A similar question is asked by some user but unanswerd (Semidirect products of $S_n$). I wants to show that the semidirect product of $A_n$ and $\mathbb{Z}_2$ is the symmetric group $S_n$.
$S_n\cong A_n \rtimes \mathbb{Z}_2?$
I tried a lot but I have seen that $A_5\rtimes \mathbb{Z}_2\cong $SL$(2,5)$. Please tell whethere I am correct or not?
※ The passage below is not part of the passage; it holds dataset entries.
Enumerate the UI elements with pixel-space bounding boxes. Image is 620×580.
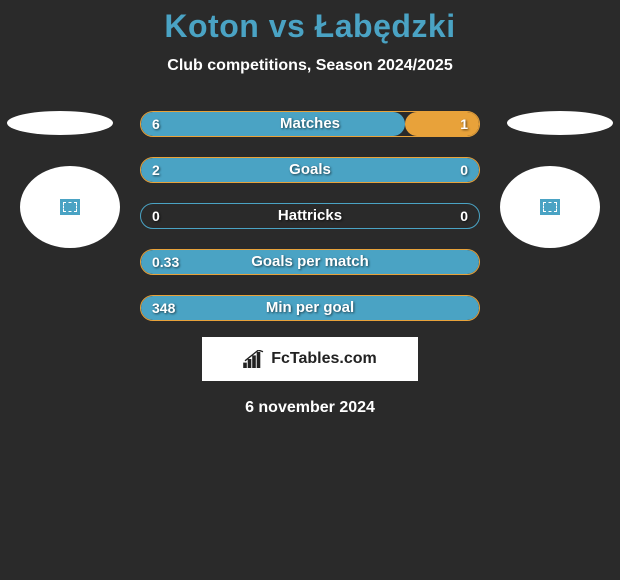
- stat-label: Min per goal: [140, 295, 480, 321]
- stat-label: Matches: [140, 111, 480, 137]
- team-badge-right-icon: [539, 198, 561, 216]
- team-badge-left-icon: [59, 198, 81, 216]
- stat-row: Goals per match0.33: [140, 249, 480, 275]
- stat-value-left: 2: [152, 157, 160, 183]
- stat-row: Matches6 1: [140, 111, 480, 137]
- stat-label: Goals: [140, 157, 480, 183]
- stat-value-left: 348: [152, 295, 175, 321]
- stat-bars: Matches61Goals20Hattricks00Goals per mat…: [140, 111, 480, 341]
- decorative-ellipse: [507, 111, 613, 135]
- stat-row: Goals2 0: [140, 157, 480, 183]
- stat-row: Hattricks0 0: [140, 203, 480, 229]
- stat-row: Min per goal348: [140, 295, 480, 321]
- source-logo-text: FcTables.com: [271, 350, 377, 368]
- page-title: Koton vs Łabędzki: [0, 0, 620, 45]
- date-text: 6 november 2024: [0, 399, 620, 417]
- decorative-ellipse: [7, 111, 113, 135]
- stat-value-right: 0: [460, 203, 468, 229]
- subtitle: Club competitions, Season 2024/2025: [0, 57, 620, 75]
- source-logo: FcTables.com: [202, 337, 418, 381]
- stat-value-left: 0: [152, 203, 160, 229]
- comparison-chart: Matches61Goals20Hattricks00Goals per mat…: [0, 111, 620, 321]
- fctables-icon: [243, 350, 265, 368]
- stat-value-left: 6: [152, 111, 160, 137]
- stat-label: Goals per match: [140, 249, 480, 275]
- stat-label: Hattricks: [140, 203, 480, 229]
- stat-value-right: 1: [460, 111, 468, 137]
- stat-value-right: 0: [460, 157, 468, 183]
- stat-value-left: 0.33: [152, 249, 179, 275]
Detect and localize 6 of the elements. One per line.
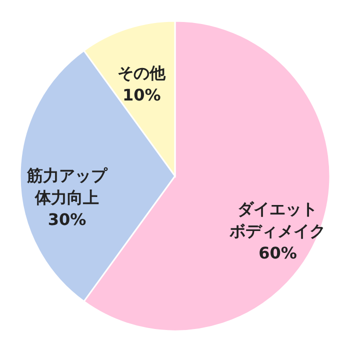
data-label: 30% (48, 210, 86, 229)
data-label: 60% (258, 243, 297, 262)
slice-label: その他 (118, 63, 167, 82)
slice-label: ダイエットボディメイク (228, 199, 326, 240)
slice-label: 筋力アップ体力向上 (26, 166, 108, 207)
data-label: 10% (122, 85, 161, 104)
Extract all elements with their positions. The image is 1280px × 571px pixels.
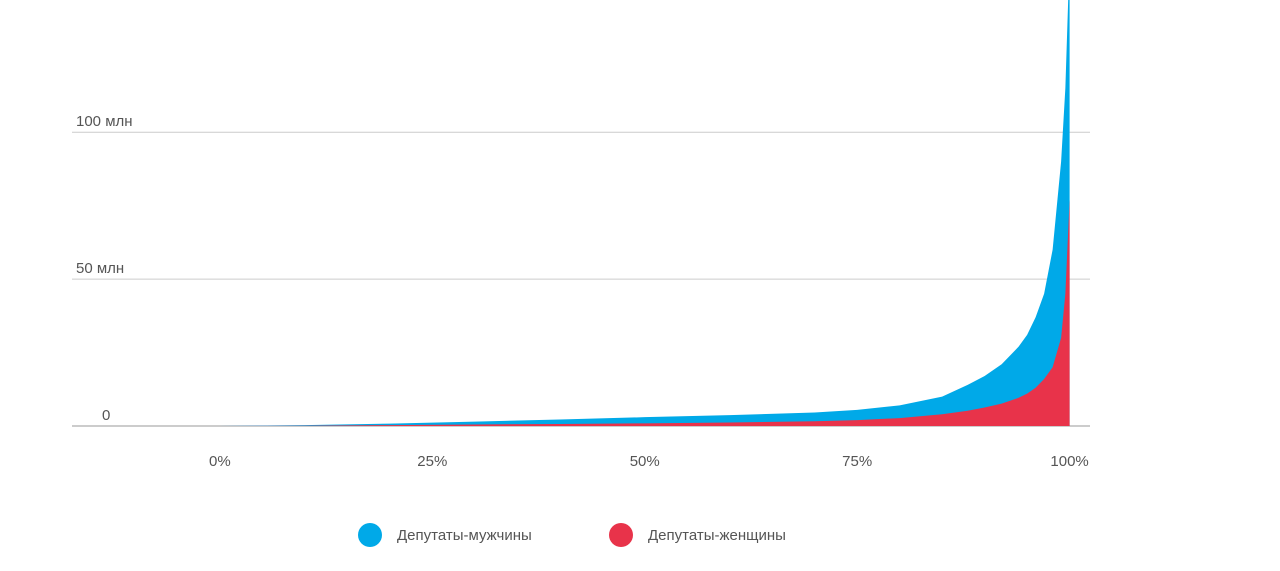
area bbox=[219, 199, 1070, 426]
x-tick-label: 25% bbox=[417, 453, 447, 470]
x-tick-label: 50% bbox=[630, 453, 660, 470]
y-tick-label: 50 млн bbox=[76, 260, 124, 277]
x-tick-label: 100% bbox=[1050, 453, 1088, 470]
x-tick-label: 0% bbox=[209, 453, 231, 470]
plot-area bbox=[219, 0, 1070, 426]
legend-swatch bbox=[609, 523, 633, 547]
grid bbox=[72, 131, 1090, 427]
x-tick-label: 75% bbox=[842, 453, 872, 470]
legend-swatch bbox=[358, 523, 382, 547]
legend-label: Депутаты-мужчины bbox=[397, 527, 532, 544]
legend-label: Депутаты-женщины bbox=[648, 527, 786, 544]
y-tick-label: 100 млн bbox=[76, 113, 133, 130]
labels: 0 50 млн 100 млн 0% 25% 50% 75% 100% Депутаты-му… bbox=[76, 113, 1089, 547]
y-tick-label: 0 bbox=[102, 407, 110, 424]
area bbox=[219, 0, 1070, 426]
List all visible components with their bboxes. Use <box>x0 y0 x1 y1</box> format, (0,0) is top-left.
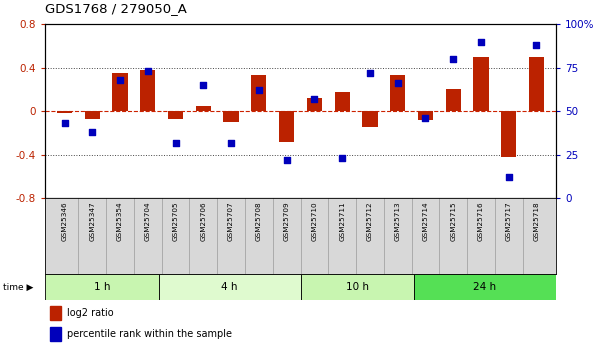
Point <box>310 96 319 102</box>
Text: GDS1768 / 279050_A: GDS1768 / 279050_A <box>45 2 187 16</box>
Text: GSM25711: GSM25711 <box>339 201 345 241</box>
Point <box>171 140 180 145</box>
Point <box>227 140 236 145</box>
Point <box>504 175 513 180</box>
Text: GSM25714: GSM25714 <box>423 201 429 241</box>
Text: GSM25712: GSM25712 <box>367 201 373 241</box>
Bar <box>445 89 461 111</box>
Bar <box>224 111 239 122</box>
Point <box>365 70 374 76</box>
Point <box>476 39 486 44</box>
Bar <box>279 111 294 142</box>
Text: GSM25716: GSM25716 <box>478 201 484 241</box>
Bar <box>529 57 544 111</box>
Text: GSM25710: GSM25710 <box>311 201 317 241</box>
Point <box>448 56 458 62</box>
Bar <box>112 73 127 111</box>
Point <box>532 42 542 48</box>
Text: GSM25709: GSM25709 <box>284 201 290 241</box>
Text: log2 ratio: log2 ratio <box>67 308 113 318</box>
Bar <box>50 306 61 320</box>
Point <box>254 88 264 93</box>
Text: 1 h: 1 h <box>94 282 110 292</box>
Bar <box>251 75 266 111</box>
Bar <box>418 111 433 120</box>
Bar <box>474 57 489 111</box>
Text: GSM25705: GSM25705 <box>172 201 178 241</box>
Bar <box>335 92 350 111</box>
Bar <box>307 98 322 111</box>
Text: percentile rank within the sample: percentile rank within the sample <box>67 329 231 339</box>
Bar <box>85 111 100 119</box>
Text: 4 h: 4 h <box>221 282 238 292</box>
Bar <box>501 111 516 157</box>
Bar <box>414 274 556 300</box>
Bar <box>45 274 159 300</box>
Text: GSM25713: GSM25713 <box>395 201 401 241</box>
Bar <box>168 111 183 119</box>
Point <box>282 157 291 163</box>
Bar <box>196 106 211 111</box>
Point <box>88 129 97 135</box>
Point <box>143 68 153 74</box>
Point <box>198 82 208 88</box>
Text: 24 h: 24 h <box>474 282 496 292</box>
Text: GSM25708: GSM25708 <box>256 201 262 241</box>
Point <box>421 116 430 121</box>
Text: 10 h: 10 h <box>346 282 369 292</box>
Text: GSM25346: GSM25346 <box>61 201 67 241</box>
Bar <box>50 327 61 342</box>
Text: GSM25354: GSM25354 <box>117 201 123 241</box>
Text: GSM25347: GSM25347 <box>90 201 96 241</box>
Text: GSM25715: GSM25715 <box>450 201 456 241</box>
Point <box>59 121 69 126</box>
Bar <box>362 111 377 127</box>
Bar <box>300 274 414 300</box>
Point <box>115 77 125 83</box>
Text: GSM25707: GSM25707 <box>228 201 234 241</box>
Bar <box>390 75 405 111</box>
Point <box>393 81 403 86</box>
Bar <box>140 70 156 111</box>
Bar <box>159 274 300 300</box>
Text: GSM25717: GSM25717 <box>505 201 511 241</box>
Point <box>337 156 347 161</box>
Text: GSM25704: GSM25704 <box>145 201 151 241</box>
Text: GSM25718: GSM25718 <box>534 201 540 241</box>
Text: time ▶: time ▶ <box>3 283 34 292</box>
Text: GSM25706: GSM25706 <box>200 201 206 241</box>
Bar <box>57 111 72 114</box>
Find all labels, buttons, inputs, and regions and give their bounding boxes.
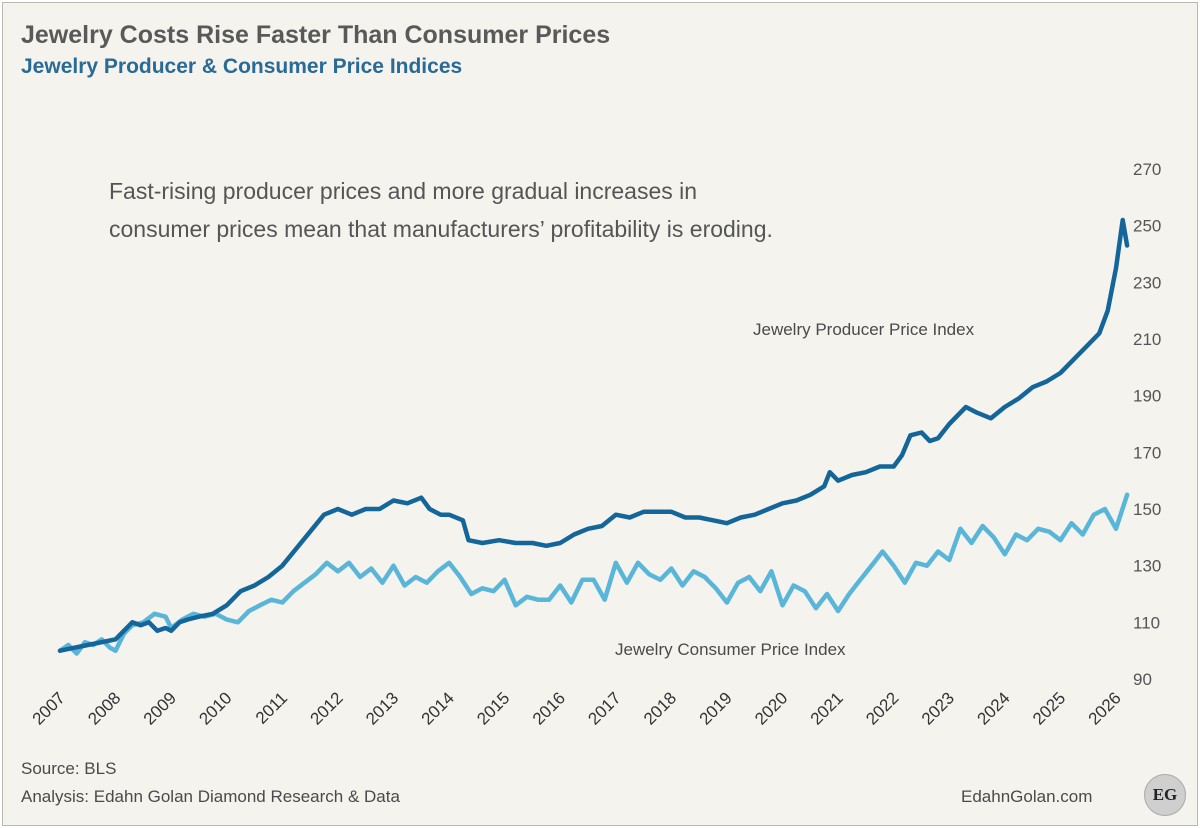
producer-series-label: Jewelry Producer Price Index (753, 320, 975, 339)
analysis-credit: Analysis: Edahn Golan Diamond Research &… (21, 787, 400, 806)
y-tick-label: 150 (1133, 500, 1161, 519)
x-tick-label: 2019 (696, 688, 736, 728)
y-tick-label: 210 (1133, 330, 1161, 349)
x-tick-label: 2011 (252, 688, 291, 727)
y-tick-label: 230 (1133, 273, 1161, 292)
annotation-line-2: consumer prices mean that manufacturers’… (109, 216, 773, 242)
x-tick-label: 2010 (195, 688, 235, 728)
producer-price-line (57, 217, 1130, 653)
chart-subtitle: Jewelry Producer & Consumer Price Indice… (21, 55, 463, 78)
x-tick-label: 2007 (29, 688, 69, 728)
website-link[interactable]: EdahnGolan.com (961, 787, 1093, 806)
eg-logo: EG (1144, 774, 1186, 816)
y-tick-label: 110 (1133, 613, 1160, 632)
x-tick-label: 2014 (418, 688, 458, 728)
x-tick-label: 2015 (473, 688, 513, 728)
x-tick-label: 2012 (307, 688, 347, 728)
annotation-line-1: Fast-rising producer prices and more gra… (109, 178, 697, 204)
x-tick-label: 2018 (640, 688, 680, 728)
source-note: Source: BLS (21, 759, 117, 778)
x-tick-label: 2021 (807, 688, 847, 728)
x-axis: 2007 2008 2009 2010 2011 2012 2013 2014 2015 2016… (29, 688, 1125, 728)
y-tick-label: 190 (1133, 387, 1161, 406)
x-tick-label: 2016 (529, 688, 569, 728)
y-tick-label: 90 (1133, 670, 1152, 689)
y-axis: 90 110 130 150 170 190 210 230 250 270 (1133, 160, 1161, 689)
y-tick-label: 170 (1133, 443, 1161, 462)
x-tick-label: 2026 (1085, 688, 1125, 728)
chart-canvas: Fast-rising producer prices and more gra… (29, 160, 1162, 729)
x-tick-label: 2013 (362, 688, 402, 728)
x-tick-label: 2017 (584, 688, 624, 728)
y-tick-label: 270 (1133, 160, 1161, 179)
x-tick-label: 2023 (918, 688, 958, 728)
x-tick-label: 2009 (140, 688, 180, 728)
x-tick-label: 2008 (84, 688, 124, 728)
x-tick-label: 2022 (862, 688, 902, 728)
x-tick-label: 2024 (973, 688, 1013, 728)
series-lines (57, 217, 1130, 656)
x-tick-label: 2020 (751, 688, 791, 728)
annotation: Fast-rising producer prices and more gra… (109, 178, 773, 242)
x-tick-label: 2025 (1029, 688, 1069, 728)
chart-title: Jewelry Costs Rise Faster Than Consumer … (21, 21, 611, 49)
y-tick-label: 250 (1133, 217, 1161, 236)
consumer-price-line (57, 492, 1130, 656)
consumer-series-label: Jewelry Consumer Price Index (615, 640, 846, 659)
y-tick-label: 130 (1133, 557, 1161, 576)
$A_n$ is a normal subgroup of $S_n$ (one way to see this is to use that $[S_n : A_n] = 2$, and index $2$ subgroups are always normal). Now take $\sigma$ to be any $2$-cycle, say $\sigma = (12)$. Then since $\sigma$ is an odd permutation, it does not lie in $A_n$; this means the subgroup generated by both $A_n$ and $\langle \sigma\rangle$ must be all of $S_n$ (otherwise, note that its index must be smaller than $2$ but larger than $1$, which is impossible). Finally, note that $A_n\cap \langle \sigma\rangle = \{1\}$.
The above shows that $S_n$ satisfies the "inner semidirect product" conditions, and we therefore have $S_n \cong A_n\rtimes \langle \sigma\rangle$. Now note that $\langle \sigma\rangle \cong \mathbb{Z}_2$.